Improper code sanitization¶
ID: js/bad-code-sanitization
Kind: path-problem
Security severity: 6.1
Severity: error
Precision: high
Tags:
- security
- external/cwe/cwe-094
- external/cwe/cwe-079
- external/cwe/cwe-116
Query suites:
- javascript-code-scanning.qls
- javascript-security-extended.qls
- javascript-security-and-quality.qls
Click to see the query in the CodeQL repository
Using string concatenation to construct JavaScript code can be error-prone, or in the worst case, enable code injection if an input is constructed by an attacker.
Recommendation¶
If using JSON.stringify or an HTML sanitizer to sanitize a string inserted into JavaScript code, then make sure to perform additional sanitization or remove potentially dangerous characters.
Example¶
The example below constructs a function that assigns the number 42 to the property key on an object obj.
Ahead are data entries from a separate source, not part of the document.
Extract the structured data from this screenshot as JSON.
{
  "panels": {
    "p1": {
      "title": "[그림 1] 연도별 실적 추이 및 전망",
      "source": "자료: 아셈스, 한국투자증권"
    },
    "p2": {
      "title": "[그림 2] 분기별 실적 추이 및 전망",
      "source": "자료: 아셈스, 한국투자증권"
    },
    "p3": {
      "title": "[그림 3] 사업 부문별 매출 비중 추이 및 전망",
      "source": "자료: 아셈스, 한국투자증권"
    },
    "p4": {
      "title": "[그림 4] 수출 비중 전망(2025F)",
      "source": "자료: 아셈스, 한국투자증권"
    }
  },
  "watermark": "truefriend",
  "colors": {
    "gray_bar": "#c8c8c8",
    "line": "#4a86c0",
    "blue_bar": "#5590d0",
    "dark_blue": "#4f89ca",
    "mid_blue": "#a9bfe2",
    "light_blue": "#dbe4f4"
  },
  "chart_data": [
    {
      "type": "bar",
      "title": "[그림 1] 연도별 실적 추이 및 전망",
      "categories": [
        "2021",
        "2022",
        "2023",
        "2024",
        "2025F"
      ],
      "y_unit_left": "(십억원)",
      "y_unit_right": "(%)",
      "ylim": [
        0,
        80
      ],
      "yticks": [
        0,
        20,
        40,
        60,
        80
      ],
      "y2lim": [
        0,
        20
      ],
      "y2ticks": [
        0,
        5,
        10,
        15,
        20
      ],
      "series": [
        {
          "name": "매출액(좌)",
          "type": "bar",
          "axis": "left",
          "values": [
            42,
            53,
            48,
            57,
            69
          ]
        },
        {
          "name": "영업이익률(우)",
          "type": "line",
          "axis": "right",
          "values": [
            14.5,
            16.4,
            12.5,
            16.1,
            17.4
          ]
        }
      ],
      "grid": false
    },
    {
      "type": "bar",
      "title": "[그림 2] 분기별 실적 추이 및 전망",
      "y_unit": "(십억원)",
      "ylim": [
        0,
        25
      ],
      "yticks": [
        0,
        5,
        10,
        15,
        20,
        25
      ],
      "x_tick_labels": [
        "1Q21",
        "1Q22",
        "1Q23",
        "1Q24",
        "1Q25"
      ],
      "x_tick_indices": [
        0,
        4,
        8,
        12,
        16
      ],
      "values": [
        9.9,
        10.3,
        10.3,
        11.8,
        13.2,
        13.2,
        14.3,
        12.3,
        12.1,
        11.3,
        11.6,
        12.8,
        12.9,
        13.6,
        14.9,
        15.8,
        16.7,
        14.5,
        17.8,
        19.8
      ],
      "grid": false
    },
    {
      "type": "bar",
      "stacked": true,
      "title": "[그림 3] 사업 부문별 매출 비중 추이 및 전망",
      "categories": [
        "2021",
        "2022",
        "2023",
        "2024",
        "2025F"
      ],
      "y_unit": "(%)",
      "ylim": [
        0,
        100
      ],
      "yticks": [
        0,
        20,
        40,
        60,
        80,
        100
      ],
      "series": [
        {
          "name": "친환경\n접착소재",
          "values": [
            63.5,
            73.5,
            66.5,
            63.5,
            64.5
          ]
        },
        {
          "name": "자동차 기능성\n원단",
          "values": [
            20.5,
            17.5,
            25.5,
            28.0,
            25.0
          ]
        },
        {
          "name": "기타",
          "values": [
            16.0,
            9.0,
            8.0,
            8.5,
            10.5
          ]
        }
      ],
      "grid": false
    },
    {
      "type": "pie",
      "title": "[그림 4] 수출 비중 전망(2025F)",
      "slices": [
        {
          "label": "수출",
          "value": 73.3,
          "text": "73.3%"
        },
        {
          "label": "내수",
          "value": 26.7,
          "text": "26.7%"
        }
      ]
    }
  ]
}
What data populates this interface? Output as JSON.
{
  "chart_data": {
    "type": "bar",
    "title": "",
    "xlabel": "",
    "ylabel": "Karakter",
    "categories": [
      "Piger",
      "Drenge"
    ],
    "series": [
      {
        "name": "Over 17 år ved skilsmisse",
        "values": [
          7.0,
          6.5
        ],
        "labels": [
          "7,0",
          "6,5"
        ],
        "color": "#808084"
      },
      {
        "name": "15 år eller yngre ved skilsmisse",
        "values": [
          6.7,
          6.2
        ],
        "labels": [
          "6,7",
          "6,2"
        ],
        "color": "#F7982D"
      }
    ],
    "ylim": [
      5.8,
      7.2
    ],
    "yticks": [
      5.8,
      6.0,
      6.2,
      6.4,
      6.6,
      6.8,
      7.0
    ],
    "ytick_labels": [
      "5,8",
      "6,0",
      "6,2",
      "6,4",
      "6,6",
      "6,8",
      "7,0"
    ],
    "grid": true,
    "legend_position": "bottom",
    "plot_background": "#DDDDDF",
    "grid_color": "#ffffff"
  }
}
However, if key contains </script>, then the generated code will break out of a </script> if inserted into a </script> tag.
function createObjectWrite() {
const assignment = `obj[${JSON.stringify(key)}]=42`;
return `(function(){${assignment}})` // NOT OK
}
The issue has been fixed by escaping potentially dangerous characters, as shown below.
const charMap = {
'<': '\\u003C',
'>' : '\\u003E',
'/': '\\u002F',
'\\': '\\\\',
'\b': '\\b',
'\f': '\\f',
'\n': '\\n',
'\r': '\\r',
'\t': '\\t',
'\0': '\\0',
'\u2028': '\\u2028',
'\u2029': '\\u2029'
};
function escapeUnsafeChars(str) {
return str.replace(/[<>\b\f\n\r\t\0\u2028\u2029]/g, x => charMap[x])
}
function createObjectWrite() {
const assignment = `obj[${escapeUnsafeChars(JSON.stringify(key))}]=42`;
return `(function(){${assignment}})` // OK
}
References¶
OWASP: Code Injection.
Common Weakness Enumeration: CWE-94.
Common Weakness Enumeration: CWE-79.
Common Weakness Enumeration: CWE-116.